Pensando all’odierna forza lavoro disponibile in Italia, i recruiter italiani affermano che le competenze che mancano maggiormente ai professionisti italiani sono proprio le competenze in ambito tecnologico e di coding (36%), le capacità di problem solving (31%), la creatività (30%), l’abilità di gestire i tempi di lavoro in maniera corretta (28%), le competenze nell’ambito del web design (28%), la capacità di collaborazione (27%) e il senso di leadership (26%).

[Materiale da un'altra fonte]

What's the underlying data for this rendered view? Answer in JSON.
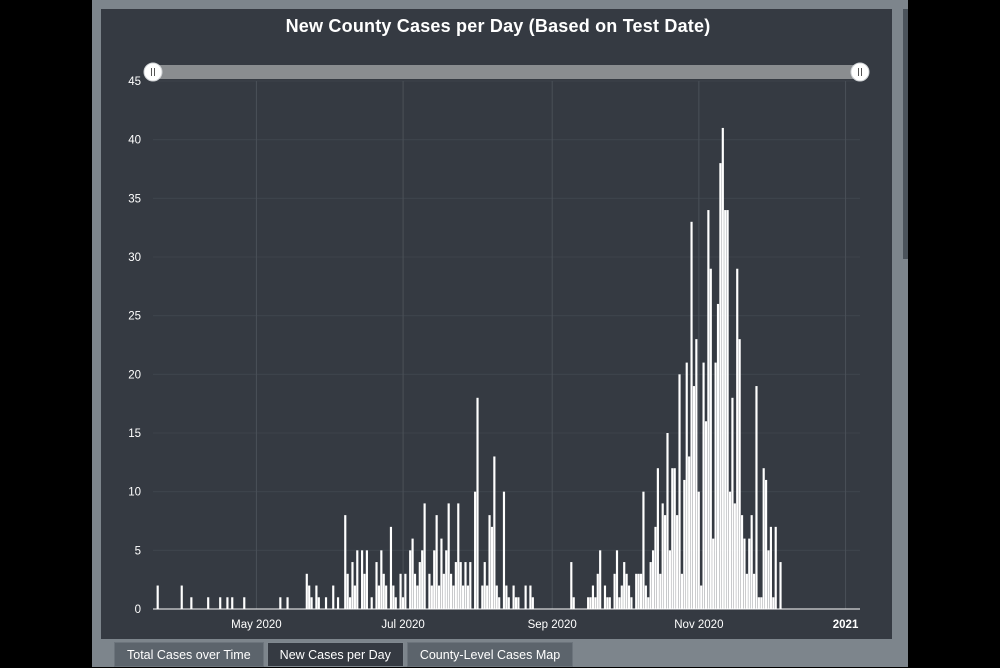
{
  "tabs": [
    {
      "label": "Total Cases over Time",
      "active": false
    },
    {
      "label": "New Cases per Day",
      "active": true
    },
    {
      "label": "County-Level Cases Map",
      "active": false
    }
  ],
  "colors": {
    "background": "#353a42",
    "bars": "#ffffff",
    "grid": "#4a5058",
    "scrollbar": "#8a8d90",
    "frame": "#7d858c"
  },
  "chart_data": {
    "type": "bar",
    "title": "New County Cases per Day (Based on Test Date)",
    "xlabel": "",
    "ylabel": "",
    "x_range": [
      "2020-03-19",
      "2021-01-07"
    ],
    "ylim": [
      0,
      45
    ],
    "y_ticks": [
      0,
      5,
      10,
      15,
      20,
      25,
      30,
      35,
      40,
      45
    ],
    "x_ticks": [
      {
        "date": "2020-05-01",
        "label": "May 2020",
        "bold": false
      },
      {
        "date": "2020-07-01",
        "label": "Jul 2020",
        "bold": false
      },
      {
        "date": "2020-09-01",
        "label": "Sep 2020",
        "bold": false
      },
      {
        "date": "2020-11-01",
        "label": "Nov 2020",
        "bold": false
      },
      {
        "date": "2021-01-01",
        "label": "2021",
        "bold": true
      }
    ],
    "grid": "vertical and horizontal",
    "range_slider": true,
    "series": [
      {
        "points": [
          [
            "2020-03-21",
            2
          ],
          [
            "2020-03-31",
            2
          ],
          [
            "2020-04-04",
            1
          ],
          [
            "2020-04-11",
            1
          ],
          [
            "2020-04-16",
            1
          ],
          [
            "2020-04-19",
            1
          ],
          [
            "2020-04-21",
            1
          ],
          [
            "2020-04-26",
            1
          ],
          [
            "2020-05-11",
            1
          ],
          [
            "2020-05-14",
            1
          ],
          [
            "2020-05-22",
            3
          ],
          [
            "2020-05-23",
            2
          ],
          [
            "2020-05-24",
            1
          ],
          [
            "2020-05-26",
            2
          ],
          [
            "2020-05-27",
            1
          ],
          [
            "2020-05-30",
            1
          ],
          [
            "2020-06-02",
            2
          ],
          [
            "2020-06-04",
            1
          ],
          [
            "2020-06-07",
            8
          ],
          [
            "2020-06-08",
            3
          ],
          [
            "2020-06-09",
            1
          ],
          [
            "2020-06-10",
            4
          ],
          [
            "2020-06-11",
            2
          ],
          [
            "2020-06-12",
            5
          ],
          [
            "2020-06-14",
            5
          ],
          [
            "2020-06-15",
            3
          ],
          [
            "2020-06-16",
            5
          ],
          [
            "2020-06-18",
            1
          ],
          [
            "2020-06-20",
            4
          ],
          [
            "2020-06-21",
            2
          ],
          [
            "2020-06-22",
            5
          ],
          [
            "2020-06-23",
            3
          ],
          [
            "2020-06-24",
            2
          ],
          [
            "2020-06-26",
            7
          ],
          [
            "2020-06-27",
            2
          ],
          [
            "2020-06-28",
            1
          ],
          [
            "2020-06-30",
            3
          ],
          [
            "2020-07-01",
            1
          ],
          [
            "2020-07-02",
            3
          ],
          [
            "2020-07-04",
            5
          ],
          [
            "2020-07-05",
            6
          ],
          [
            "2020-07-06",
            3
          ],
          [
            "2020-07-07",
            2
          ],
          [
            "2020-07-08",
            4
          ],
          [
            "2020-07-09",
            5
          ],
          [
            "2020-07-10",
            9
          ],
          [
            "2020-07-12",
            3
          ],
          [
            "2020-07-13",
            2
          ],
          [
            "2020-07-14",
            5
          ],
          [
            "2020-07-15",
            8
          ],
          [
            "2020-07-16",
            2
          ],
          [
            "2020-07-17",
            6
          ],
          [
            "2020-07-18",
            3
          ],
          [
            "2020-07-19",
            5
          ],
          [
            "2020-07-20",
            9
          ],
          [
            "2020-07-21",
            3
          ],
          [
            "2020-07-22",
            2
          ],
          [
            "2020-07-23",
            4
          ],
          [
            "2020-07-24",
            9
          ],
          [
            "2020-07-25",
            4
          ],
          [
            "2020-07-26",
            2
          ],
          [
            "2020-07-27",
            4
          ],
          [
            "2020-07-28",
            2
          ],
          [
            "2020-07-29",
            4
          ],
          [
            "2020-07-31",
            10
          ],
          [
            "2020-08-01",
            18
          ],
          [
            "2020-08-03",
            2
          ],
          [
            "2020-08-04",
            4
          ],
          [
            "2020-08-05",
            2
          ],
          [
            "2020-08-06",
            8
          ],
          [
            "2020-08-07",
            7
          ],
          [
            "2020-08-08",
            13
          ],
          [
            "2020-08-09",
            2
          ],
          [
            "2020-08-10",
            1
          ],
          [
            "2020-08-12",
            10
          ],
          [
            "2020-08-13",
            2
          ],
          [
            "2020-08-14",
            1
          ],
          [
            "2020-08-16",
            2
          ],
          [
            "2020-08-17",
            1
          ],
          [
            "2020-08-18",
            1
          ],
          [
            "2020-08-21",
            2
          ],
          [
            "2020-08-23",
            2
          ],
          [
            "2020-08-24",
            1
          ],
          [
            "2020-09-09",
            4
          ],
          [
            "2020-09-10",
            1
          ],
          [
            "2020-09-16",
            1
          ],
          [
            "2020-09-17",
            1
          ],
          [
            "2020-09-18",
            2
          ],
          [
            "2020-09-19",
            1
          ],
          [
            "2020-09-20",
            3
          ],
          [
            "2020-09-21",
            5
          ],
          [
            "2020-09-23",
            2
          ],
          [
            "2020-09-24",
            1
          ],
          [
            "2020-09-25",
            1
          ],
          [
            "2020-09-27",
            3
          ],
          [
            "2020-09-28",
            5
          ],
          [
            "2020-09-29",
            1
          ],
          [
            "2020-09-30",
            2
          ],
          [
            "2020-10-01",
            4
          ],
          [
            "2020-10-02",
            3
          ],
          [
            "2020-10-03",
            2
          ],
          [
            "2020-10-04",
            1
          ],
          [
            "2020-10-06",
            3
          ],
          [
            "2020-10-07",
            3
          ],
          [
            "2020-10-08",
            3
          ],
          [
            "2020-10-09",
            10
          ],
          [
            "2020-10-10",
            2
          ],
          [
            "2020-10-11",
            1
          ],
          [
            "2020-10-12",
            4
          ],
          [
            "2020-10-13",
            5
          ],
          [
            "2020-10-14",
            7
          ],
          [
            "2020-10-15",
            12
          ],
          [
            "2020-10-16",
            3
          ],
          [
            "2020-10-17",
            9
          ],
          [
            "2020-10-18",
            8
          ],
          [
            "2020-10-19",
            15
          ],
          [
            "2020-10-20",
            5
          ],
          [
            "2020-10-21",
            12
          ],
          [
            "2020-10-22",
            12
          ],
          [
            "2020-10-23",
            8
          ],
          [
            "2020-10-24",
            20
          ],
          [
            "2020-10-25",
            3
          ],
          [
            "2020-10-26",
            11
          ],
          [
            "2020-10-27",
            21
          ],
          [
            "2020-10-28",
            13
          ],
          [
            "2020-10-29",
            33
          ],
          [
            "2020-10-30",
            19
          ],
          [
            "2020-10-31",
            23
          ],
          [
            "2020-11-01",
            10
          ],
          [
            "2020-11-02",
            2
          ],
          [
            "2020-11-03",
            21
          ],
          [
            "2020-11-04",
            16
          ],
          [
            "2020-11-05",
            34
          ],
          [
            "2020-11-06",
            29
          ],
          [
            "2020-11-07",
            6
          ],
          [
            "2020-11-08",
            21
          ],
          [
            "2020-11-09",
            26
          ],
          [
            "2020-11-10",
            38
          ],
          [
            "2020-11-11",
            41
          ],
          [
            "2020-11-12",
            34
          ],
          [
            "2020-11-13",
            34
          ],
          [
            "2020-11-14",
            10
          ],
          [
            "2020-11-15",
            18
          ],
          [
            "2020-11-16",
            9
          ],
          [
            "2020-11-17",
            29
          ],
          [
            "2020-11-18",
            23
          ],
          [
            "2020-11-19",
            8
          ],
          [
            "2020-11-20",
            6
          ],
          [
            "2020-11-21",
            3
          ],
          [
            "2020-11-22",
            6
          ],
          [
            "2020-11-23",
            8
          ],
          [
            "2020-11-24",
            3
          ],
          [
            "2020-11-25",
            19
          ],
          [
            "2020-11-26",
            1
          ],
          [
            "2020-11-27",
            1
          ],
          [
            "2020-11-28",
            12
          ],
          [
            "2020-11-29",
            11
          ],
          [
            "2020-11-30",
            5
          ],
          [
            "2020-12-01",
            7
          ],
          [
            "2020-12-02",
            1
          ],
          [
            "2020-12-03",
            7
          ],
          [
            "2020-12-05",
            4
          ]
        ]
      }
    ]
  }
}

A carattere generale, il 40% dei recruiter italiani pensa che non vi siano abbastanza candidati con le giuste competenze digitali rispetto ai posti di lavoro disponibili. E nello specifico, per quanto riguarda le digital skill, il 45% dei responsabili HR italiani dichiara che vi siano più candidati uomini dotati di competenze digitali rispetto alle donne (contro appena il 25% che al contrario pensa che vi siano più donne “digitalmente preparate”).
In ultima analisi, ai responsabili HR italiani è stato chiesto di indicare quali siano le principali barriere quando si tratta di costruire team di lavoro o assumere singoli talenti dotati di competenze digitali. A tal proposito gli intervistati hanno indicato come maggiore difficoltà il trovare il corretto equilibrio tra l’esperienza richiesta dalle aziende e lo stipendio desiderato dai candidati (49%); dato seguito dallo squilibrio esistente tra la velocità alla quale si muove oggi l’innovazione tecnologica rispetto al reale livello di preparazione dei candidati (43%); seguito in terza battuta dall’impossibilità di trovare candidati con le giuste competenze giuste (41%); e, in ultima istanza, la difficoltà a formare gli attuali candidati per le nuove competenze richieste dal mercato del lavoro (38%).